Nossos programas de variedades tem muita informação de serviço, cidade, cultura, cidadania. Também temos programas de debate, radiodocumentários especiais e programas de auditório, que fazem nosso diferencial. Nossa ênfase nas coberturas são em cultura e cidadania, além de participarmos de coberturas de grandes temas nacionais.

Como já disse, acho que nosso maior desafio agora é conquistar novos públicos, mantendo o que já temos, investindo em programas para o público infantil e juvenil e nos destacarmos neste segmento.

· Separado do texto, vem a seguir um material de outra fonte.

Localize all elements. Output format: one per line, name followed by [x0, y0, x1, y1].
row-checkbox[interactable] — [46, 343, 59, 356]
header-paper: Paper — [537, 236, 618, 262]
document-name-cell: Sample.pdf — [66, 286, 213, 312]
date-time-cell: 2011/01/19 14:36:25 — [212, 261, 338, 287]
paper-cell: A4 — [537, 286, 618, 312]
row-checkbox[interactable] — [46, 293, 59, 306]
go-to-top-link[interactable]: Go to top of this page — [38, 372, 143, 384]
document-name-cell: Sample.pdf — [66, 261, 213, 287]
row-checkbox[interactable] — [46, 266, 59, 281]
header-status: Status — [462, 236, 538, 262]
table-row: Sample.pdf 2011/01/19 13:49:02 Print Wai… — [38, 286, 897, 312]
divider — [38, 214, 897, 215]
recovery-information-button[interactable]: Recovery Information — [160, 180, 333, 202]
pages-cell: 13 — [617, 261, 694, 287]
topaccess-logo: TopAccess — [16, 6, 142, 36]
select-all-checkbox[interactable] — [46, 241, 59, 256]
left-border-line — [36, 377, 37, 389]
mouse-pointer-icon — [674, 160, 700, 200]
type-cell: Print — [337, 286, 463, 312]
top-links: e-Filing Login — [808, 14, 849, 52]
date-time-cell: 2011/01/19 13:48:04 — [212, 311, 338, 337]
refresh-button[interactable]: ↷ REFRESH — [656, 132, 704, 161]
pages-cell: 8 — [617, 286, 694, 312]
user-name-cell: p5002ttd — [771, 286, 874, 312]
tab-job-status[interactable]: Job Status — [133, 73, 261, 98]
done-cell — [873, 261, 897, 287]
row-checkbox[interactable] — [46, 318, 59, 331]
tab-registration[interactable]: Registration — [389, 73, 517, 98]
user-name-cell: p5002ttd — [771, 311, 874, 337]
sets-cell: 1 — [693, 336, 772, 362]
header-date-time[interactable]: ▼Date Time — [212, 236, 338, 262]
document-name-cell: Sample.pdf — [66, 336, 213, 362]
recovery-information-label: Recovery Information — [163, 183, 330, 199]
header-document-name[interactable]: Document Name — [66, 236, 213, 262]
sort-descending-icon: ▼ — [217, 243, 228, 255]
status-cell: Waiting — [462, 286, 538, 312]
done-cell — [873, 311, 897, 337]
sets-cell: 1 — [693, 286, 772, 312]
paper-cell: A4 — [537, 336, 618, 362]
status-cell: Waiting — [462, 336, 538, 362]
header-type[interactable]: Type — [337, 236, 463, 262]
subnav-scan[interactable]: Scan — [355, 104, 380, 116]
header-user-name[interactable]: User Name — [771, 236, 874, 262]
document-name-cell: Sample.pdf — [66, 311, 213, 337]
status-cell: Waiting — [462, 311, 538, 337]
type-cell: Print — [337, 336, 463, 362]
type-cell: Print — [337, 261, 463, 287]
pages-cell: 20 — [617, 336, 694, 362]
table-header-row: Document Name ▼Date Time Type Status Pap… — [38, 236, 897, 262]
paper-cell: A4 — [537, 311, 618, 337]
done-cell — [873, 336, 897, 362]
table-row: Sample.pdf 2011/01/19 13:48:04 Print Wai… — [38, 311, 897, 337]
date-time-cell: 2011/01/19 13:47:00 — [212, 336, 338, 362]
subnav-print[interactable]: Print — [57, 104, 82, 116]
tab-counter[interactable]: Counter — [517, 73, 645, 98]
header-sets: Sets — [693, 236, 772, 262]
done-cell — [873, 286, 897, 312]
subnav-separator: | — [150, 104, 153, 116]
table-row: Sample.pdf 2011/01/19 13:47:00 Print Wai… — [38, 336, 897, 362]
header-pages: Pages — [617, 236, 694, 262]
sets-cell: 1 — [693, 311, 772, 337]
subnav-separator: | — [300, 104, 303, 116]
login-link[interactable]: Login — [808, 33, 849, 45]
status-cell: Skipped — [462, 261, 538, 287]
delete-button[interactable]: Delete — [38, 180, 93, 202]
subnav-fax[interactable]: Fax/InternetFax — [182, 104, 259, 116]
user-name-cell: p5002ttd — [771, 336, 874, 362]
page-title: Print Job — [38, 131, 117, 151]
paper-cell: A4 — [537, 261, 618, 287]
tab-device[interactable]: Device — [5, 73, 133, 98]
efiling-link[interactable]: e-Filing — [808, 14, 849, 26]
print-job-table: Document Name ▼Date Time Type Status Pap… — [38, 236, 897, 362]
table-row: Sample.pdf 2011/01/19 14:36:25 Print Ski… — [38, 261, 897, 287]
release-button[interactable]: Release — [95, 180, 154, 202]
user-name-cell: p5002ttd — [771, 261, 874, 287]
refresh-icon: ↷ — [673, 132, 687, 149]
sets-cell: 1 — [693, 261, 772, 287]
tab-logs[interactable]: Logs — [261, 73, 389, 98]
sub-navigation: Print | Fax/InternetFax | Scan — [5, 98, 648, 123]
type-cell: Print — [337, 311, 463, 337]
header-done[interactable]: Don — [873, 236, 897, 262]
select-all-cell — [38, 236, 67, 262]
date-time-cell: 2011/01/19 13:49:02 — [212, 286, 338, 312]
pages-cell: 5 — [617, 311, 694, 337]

Aliás, foi com a nossa programação especial do Dia Internacional da Criança na Midia, no ano passado, que ganhamos o Prêmio Regional do UNICEF e com o radiodocumentário sobre os 40 anos de 1968, ganhamos o Prêmio Imprensa Embratel, na Categoria Rádio.

Caso as propostas de programação no orçamento para 2009 sejam aprovadas, você acredita que a emissora ficará mais próxima da programação ideal?
Acho que sim, pois estão previstos alguns projetos para públicos hoje pouco contemplados ou mesmo não contemplados, como é o caso do público infantil, para o qual ampliaríamos o tempo da programação voltada para eles e o público jovem. Também teríamos espaço para movimentos como os das bandas de música, para programas de radioteatro, gênero que desapareceu do rádio, além de ampliaríamos o espaço da literatura, da poesia, do cinema, do teatro na nossa emissora.

MEC FM, por Marcelo Bissac

Qual o perfil privilegiado para a MEC FM?
Creio que na programação da MEC FM, atingimos um perfil bem adequado, pois conseguimos, em termos do repertório, renovar aos poucos, devido a pequena verba, com a compra sistemática de novos títulos todos os meses, já há 4 anos e também com o estabelecimento do contato com gravadoras, selos, músicos e compositores, e, todos estes fatores ajudaram e ajudam bastante na renovação e constante atualização do nosso acervo. Um outro aspecto positivo é também a pesquisa em nosso histórico arquivo, o que possibilitou a produção de séries que retomam programas que fizeram história na rádio. A interação e divulgação maior de nossas programações e produções, com os ouvintes e outras mídias (site, jornais, blogs, etc.), também foi incrementada o que possibilitou uma grande exteriorização.Talvez uma importante ferramenta, ainda não alcançada para chegarmos ao ideal, é a de interatividade total dos ouvintes com o nosso site, com a possibilidade de podcast e outros.

Qual a programação ideal para a MECFM?
A MEC FM tem em sua grade a música clássica ocupando, em torno de 85% da programação, o ideal será mantermos esta procentagem, mas com programas que sejam cada vez mais bem produzidos, com caráter informativo, cultural, experimental e educativo. Rádio ao vivo mais tempo e com possibilidades de gravações externas, transmissões ao vivo das salas de concerto, dos teatros e espaços dedicados à música e artes em geral, como por exemplo agora no próximo dia 5 de março, Dia Nacional da Música Clássica, vamos transferir o nosso estúdio de transmissão, durante o período das 11 às 2 da tarde, para o Museu Villa-Lobos que será a nossa contribuição e apoio a esta importante data para o setor da música de concerto da cidade.

Caso as propostas de programação no orçamento para 2009 sejam aprovadas você acredita que a emissora estará mais próxima da programação ideal?
As propostas de novos programas para a nossa grade de programação, caso sejam aprovadas, virão para contribuir muito com a qualidade, diversidade e conteúdo. Acredito que uma programação ideal é aquela que de tempos em tempos, sofre modificações, acrescentando novos conteúdos, novos olhares sobre a diversidade de assuntos do mundo da música, cinema, literatura e todas as artes em geral, as novas mídias, as novas e as históricas invenções que fazem parte da história da humanidade.